– Tym rządzi biznes, a więc statystyki. Jest system bonusów, premii i traci się z pola widzenia człowieka – powiedział na antenie TV Republika profesor Bogdan Chazan odnosząc się do zapłodnienia in vitro.
W jednym ze szpitali w województwie zachodniopomorskim, kobieta poddana zabiegowi in vitro urodziła nie swoje dziecko. Badania DNA wykazały, że dziewczynka, która urodziła się z wieloma wadami, nie jest biologiczną córką 30-letniej kobiety.
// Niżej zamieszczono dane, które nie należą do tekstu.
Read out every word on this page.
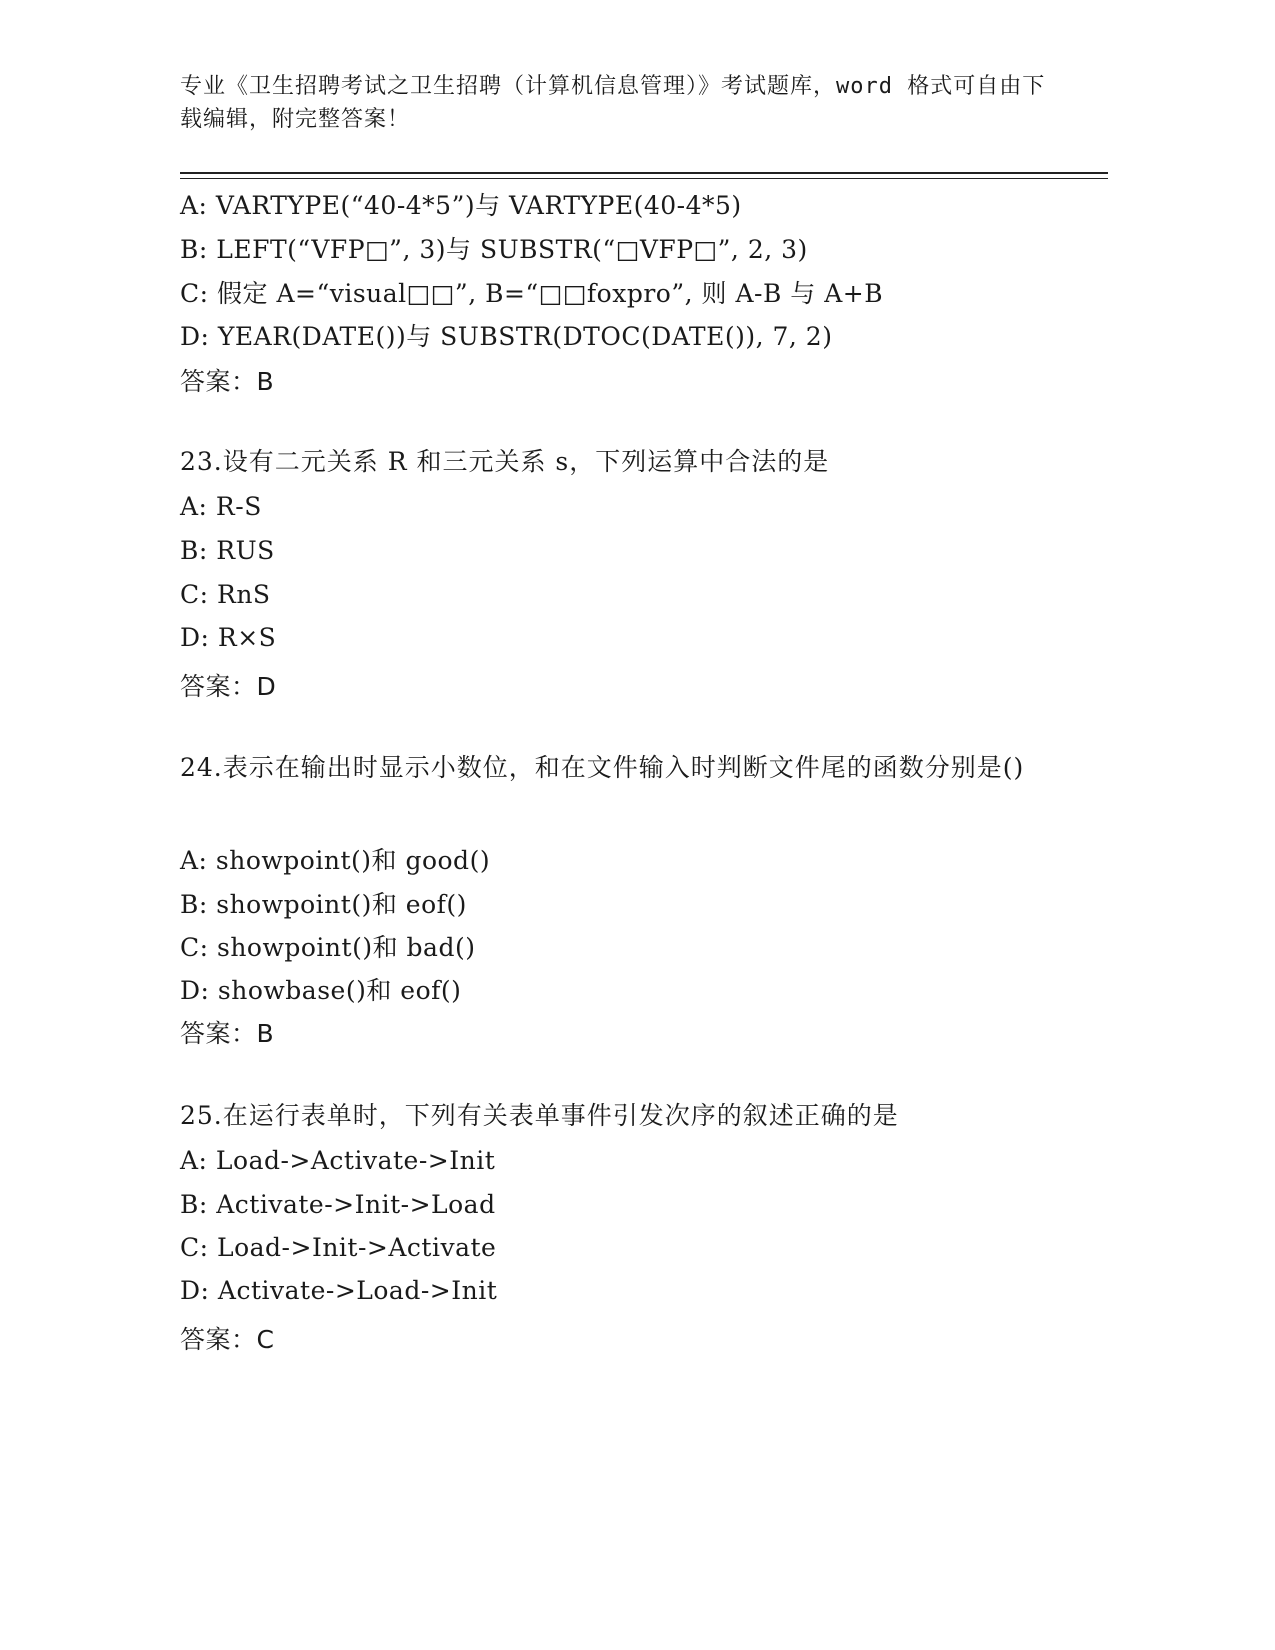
专业《卫生招聘考试之卫生招聘（计算机信息管理）》考试题库，word 格式可自由下载编辑，附完整答案！
A: VARTYPE(“40-4*5”)与 VARTYPE(40-4*5)
B: LEFT(“VFP□”, 3)与 SUBSTR(“□VFP□”, 2, 3)
C: 假定 A=“visual□□”, B=“□□foxpro”, 则 A-B 与 A+B
D: YEAR(DATE())与 SUBSTR(DTOC(DATE()), 7, 2)
答案：B
23.设有二元关系 R 和三元关系 s，下列运算中合法的是
A: R-S
B: RUS
C: RnS
D: R×S
答案：D
24.表示在输出时显示小数位，和在文件输入时判断文件尾的函数分别是()
A: showpoint()和 good()
B: showpoint()和 eof()
C: showpoint()和 bad()
D: showbase()和 eof()
答案：B
25.在运行表单时，下列有关表单事件引发次序的叙述正确的是
A: Load->Activate->Init
B: Activate->Init->Load
C: Load->Init->Activate
D: Activate->Load->Init
答案：C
CZYTAJ TAKŻE
Profesor Chazan odnosząc się do sytuacji wyraził opinię, że należy zawiesić realizację programu dotyczącego in virto.
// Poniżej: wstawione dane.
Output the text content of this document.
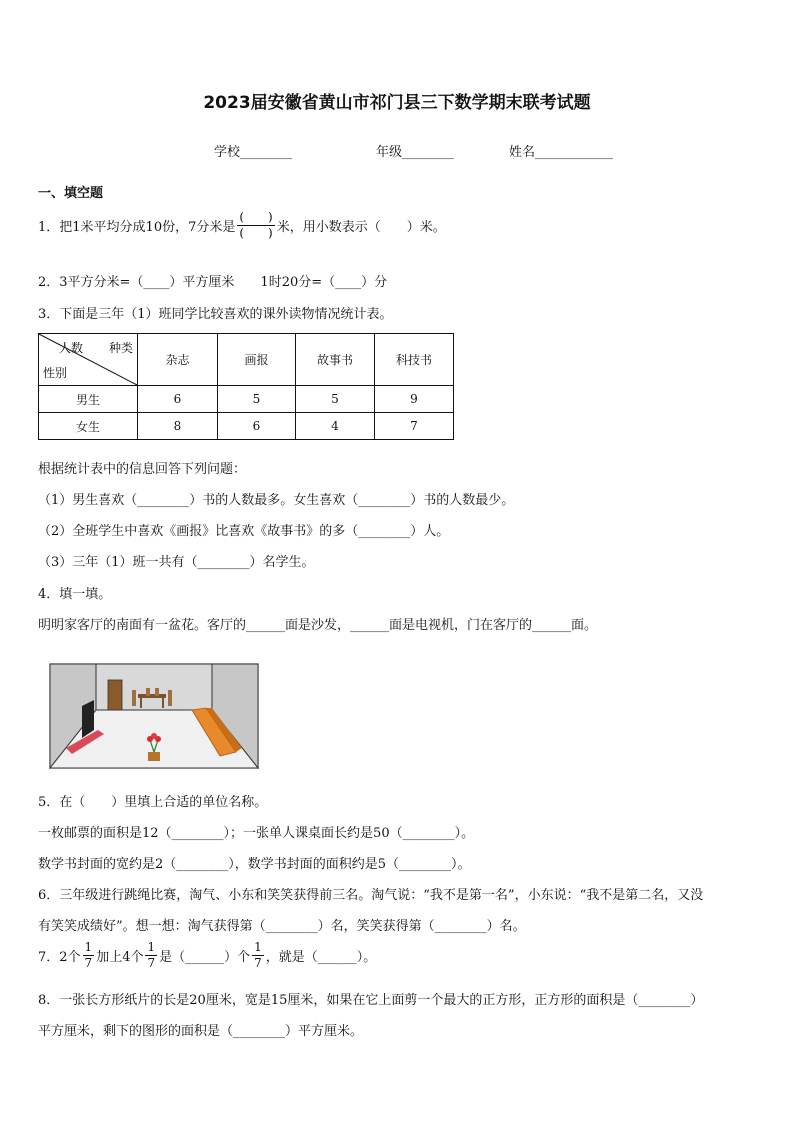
2023届安徽省黄山市祁门县三下数学期末联考试题
学校________	年级________	姓名____________
一、填空题
1．把1米平均分成10份，7分米是 $\frac{( )}{( )}$ 米，用小数表示（　　）米。
2．3平方分米=（____）平方厘米　　1时20分=（____）分
3．下面是三年（1）班同学比较喜欢的课外读物情况统计表。
人数 种类
性别	杂志	画报	故事书	科技书
男生	6	5	5	9
女生	8	6	4	7
根据统计表中的信息回答下列问题：
（1）男生喜欢（________）书的人数最多。女生喜欢（________）书的人数最少。
（2）全班学生中喜欢《画报》比喜欢《故事书》的多（________）人。
（3）三年（1）班一共有（________）名学生。
4．填一填。
明明家客厅的南面有一盆花。客厅的______面是沙发，______面是电视机，门在客厅的______面。
5．在（　　）里填上合适的单位名称。
一枚邮票的面积是12（________）；一张单人课桌面长约是50（________）。
数学书封面的宽约是2（________），数学书封面的面积约是5（________）。
6．三年级进行跳绳比赛，淘气、小东和笑笑获得前三名。淘气说：“我不是第一名”，小东说：“我不是第二名，又没
有笑笑成绩好”。想一想：淘气获得第（________）名，笑笑获得第（________）名。
7．2个 $\frac{1}{7}$ 加上4个 $\frac{1}{7}$ 是（______）个 $\frac{1}{7}$ ，就是（______）。
8．一张长方形纸片的长是20厘米，宽是15厘米，如果在它上面剪一个最大的正方形，正方形的面积是（________）
平方厘米，剩下的图形的面积是（________）平方厘米。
– Widać, że program nie jest właściwe zarówno przygotowany, jak i realizowany – powiedział. Jak dodał, obawa matek, czy aby na pewno urodziły swoje dziecko znajduje pewne uzasadnienie.
Profesor podkreślił, że poruszając kwestię in vitro przemilcza się fakt, że ta forma zapłodnienia niesie dużo większe ryzyko wad genetycznych dziecka. – Mam nadzieję, że pary są o tym informowane – powiedział.
Odnosząc się do regulacji prawnych, stwierdził, że wszyscy obywatele płacą podatki, jednak podczas gdy są środki przeznaczane na in vitro, duża część społeczeństwa jest pozbawiana prawa do drogich procedur mających rzeczywiście leczyć bezpłodność.
W opinii ginekologa, pary mające problemy z posiadaniem dziecka są zbyt wcześnie kierowane na zapłodnienie in vitro. – Najpierw para powinna być kierowana na leczenie przyczynowe – podkreślił. Jak dodał, procedurami kieruje system naganiaczy, którzy kierują pary właśnie na tę metodę zapłodnienia. – Tym rządzi biznes, a więc statystyki. Jest system bonusów, premii i traci się z pola widzenia człowieka – skwitował.